An ongoing dialogue on HIV/AIDS, infectious diseases,
June 18th, 2012
ID Learning Unit — Serologic Tests for Syphilis
Diagnosing syphilis is tricky for lots of reasons, including:
- The protean disease manifestations, many of which were best described in older medical literature — and hence not known to people who don’t read words on paper (vs a screen) very often.
- You can’t visualize the bug (Treponema pallidum), unless you happen to have a darkfield microscope nearby — which, if you’re like 99.99% of clinicians, you don’t have at all.
- You can’t culture the bug, unless you use a rabbit — and all I can say about the various techniques of xenodiagnosis is yuck.
- There is a seemingly endless list of available serologic tests, each having a potentially different purpose and all of them carrying an indecipherable acronym.
It’s this last one that is the topic of today’s ID Learning Unit. All you need to know (not everything you could know) about blood tests for syphilis.
There are the screening tests:
- Rapid Plasma Reagin (RPR) — detects antibodies not to T pallidum, but to cardiolipin-cholesterol-lecithin antigens, which are present in active syphilis; which begs the question, what the heck is a “reagin”, and how do you pronounce it? Lots of false positives.
- Venereal Disease Research Laboratory (VDRL) — detects antibodies to the same antigens, just a different technique, and seems to be used much less often; test of choice in the CSF, where it’s believed to be specific (but not sensitive) for neurosyphilis. Of course, how we know that is very mysterious, just like everything about neurosyphilis.
- Treponema pallidum enzyme immunoassay (TP-EIA) — the new kid on the block and, finally, a screening test that actually looks at specific treponemal antigens — hence more specific, fewer false positives. The TP-EIA is replacing the RPR and VDRL as a screening test in many high-volume settings (hospitals, STD clinics, etc); we switched to it at our hospital a few years ago.
Next, there are the confirmatory tests:
- Fluorescent treponemal antibody absorption (FTA-ABS)
- Microhemagglutination test for antibodies to Treponema pallidum (MHA-TP)
- Treponema pallidum particle agglutination assay (TP-PA)

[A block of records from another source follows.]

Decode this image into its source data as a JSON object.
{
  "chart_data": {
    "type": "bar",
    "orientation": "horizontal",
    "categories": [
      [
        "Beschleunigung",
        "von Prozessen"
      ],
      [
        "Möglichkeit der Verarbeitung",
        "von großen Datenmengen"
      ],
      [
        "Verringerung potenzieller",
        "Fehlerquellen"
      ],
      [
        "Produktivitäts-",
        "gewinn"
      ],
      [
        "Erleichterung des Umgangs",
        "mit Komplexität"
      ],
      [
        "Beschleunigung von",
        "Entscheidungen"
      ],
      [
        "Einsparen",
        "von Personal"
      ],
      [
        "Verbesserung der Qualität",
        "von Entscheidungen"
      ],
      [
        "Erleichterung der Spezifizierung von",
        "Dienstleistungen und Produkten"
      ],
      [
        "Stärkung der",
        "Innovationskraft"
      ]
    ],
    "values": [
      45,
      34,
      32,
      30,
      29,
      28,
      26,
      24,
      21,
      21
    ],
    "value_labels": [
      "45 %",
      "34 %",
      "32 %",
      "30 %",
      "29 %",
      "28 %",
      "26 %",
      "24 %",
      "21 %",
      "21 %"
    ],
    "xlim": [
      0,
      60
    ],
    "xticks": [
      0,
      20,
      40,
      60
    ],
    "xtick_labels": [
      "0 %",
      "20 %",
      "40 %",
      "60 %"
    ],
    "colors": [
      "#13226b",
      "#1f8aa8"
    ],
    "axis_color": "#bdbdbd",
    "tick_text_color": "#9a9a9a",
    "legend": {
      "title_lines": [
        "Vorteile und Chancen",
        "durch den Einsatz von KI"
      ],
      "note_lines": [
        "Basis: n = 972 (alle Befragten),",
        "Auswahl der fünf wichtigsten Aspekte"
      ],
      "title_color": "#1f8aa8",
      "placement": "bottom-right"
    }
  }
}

All positive screening tests must be confirmed with one of these confirmatory tests (our state lab does the TP-PA). It’s particularly important for the RPR and the VDRL because, as noted above, these tests measure antibodies to non-specific antigens and have lots of false positives. Hey, weren’t you listening?
- RPR (mostly)
Both of these rise shortly after the lesion of primary syphilis (the chancre), then peak during secondary syphilis. Treatment hastens their decline, but some people will spontaneously revert to negative even without treatment (see figure, which is from an ancient but excellent paper, Ann Intern Med 1986;104:368). Which is why the above screening tests (RPR and VDRL) may be unreliable in evaluation of that elderly patient with dementia, and why they don’t really measure disease activity for late manifestations of syphilis. So if you really think it might be neurosyphilis, you should order TP-EIA or one of the confirmatory tests, listed above.
Two small digressions about the RPR and VDRL. First, the units. When positive, these tests are reported in dilutions — e.g., 1:4 is a one-dilution lower (and a two-fold lower) titer than 1:8. Not many of our tests get reported this way (ANA comes to mind as another); in general, it’s only considered a significant change if it’s two dilutions or more — 1:16 goes down to 1:4 after treatment, for example.
Second, they may be falsely negative due to the “prozone” reaction, which does not refer to place to buy auto parts. The prozone reaction occurs when the the antigen and antibody bind together forming a complex, blocking the clumping that labs look for when doing an RPR or a VDRL. If labs are alerted to the possibility of a prozone effect, they can do dilutions to reveal the expected agglutination.
All very simple, right? Hey, it’s topics like this that keep ID doctors in business!